“Less power is being used during the pandemic. Less power means less use of coal to make power. Coal is stacking up, unused and un-needed is some places. Coal has not been the fuel-of-choice for some time. Electric generation from coal has decreased 32 percent in four years says one energy consulting firm.” (Source)
That’s what ECC said earlier this year as the pandemic took hold of the economy. That blog was also among our most popular this year. We are revisiting those blog topics that struck a chord in 2020.
Here are some updates about energy and the pandemic.

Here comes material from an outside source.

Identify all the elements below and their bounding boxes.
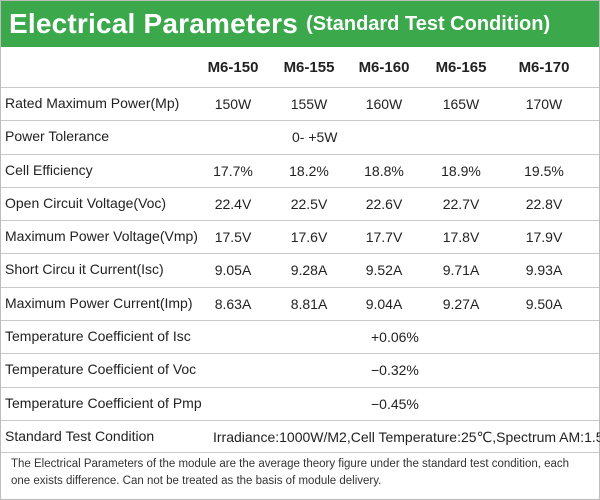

In our blog, ECC noted, “‘Just about everything that can go wrong, has gone wrong for the coal industry,’ says Matthew Preston, a coal analyst … He says coal demand this year is down between 35 and 40% from last year, ‘and last year wasn’t a great year.’” (Source) (image right) It’s one thing to advance the use of coal when there is a need for power. It’s another when there is an overall reduction in power generation.”
Still true. More so, really.
One class of fuel, not coal, is gaining in the pandemic. “In sharp contrast to all other fuels, renewables used for generating electricity will grow by almost 7% in 2020. Global energy demand is set to decline 5% – but long-term contracts, priority access to the grid and continuous installation of new plants are all underpinning strong growth in renewable electricity. This more than compensates for declines in bioenergy for industry and biofuels for transport – mostly the result of lower economic activity. The net result is an overall increase of 1% in renewable energy demand in 2020.”That from the International Energy Agency.
“Immune to Covid,” is the way that agency’s executive director describes renewables.
It’s more than the pandemic, though. ECC found this article (left) about New Mexico, which sums up some reasons for the change: “Through a mixture of legislation, incentives and business deals, New Mexico has accelerated its transition to generating more energy through renewable methods.”
New Mexico is swiftly changing its energy environment, with no small help from its main utility. “PNM Resources continues its efforts to move away from fossil fuels. The utility recently announced a merger deal with Connecticut energy company Avangrid Inc., which PNM said would help overcome certain obstacles related to its goals of going carbon free by 2040.”
Even with a pandemic there are trends that continue, maybe even increase. Use of renewables appears to be one of those trends. A march toward carbon-free power sources looks unstoppable.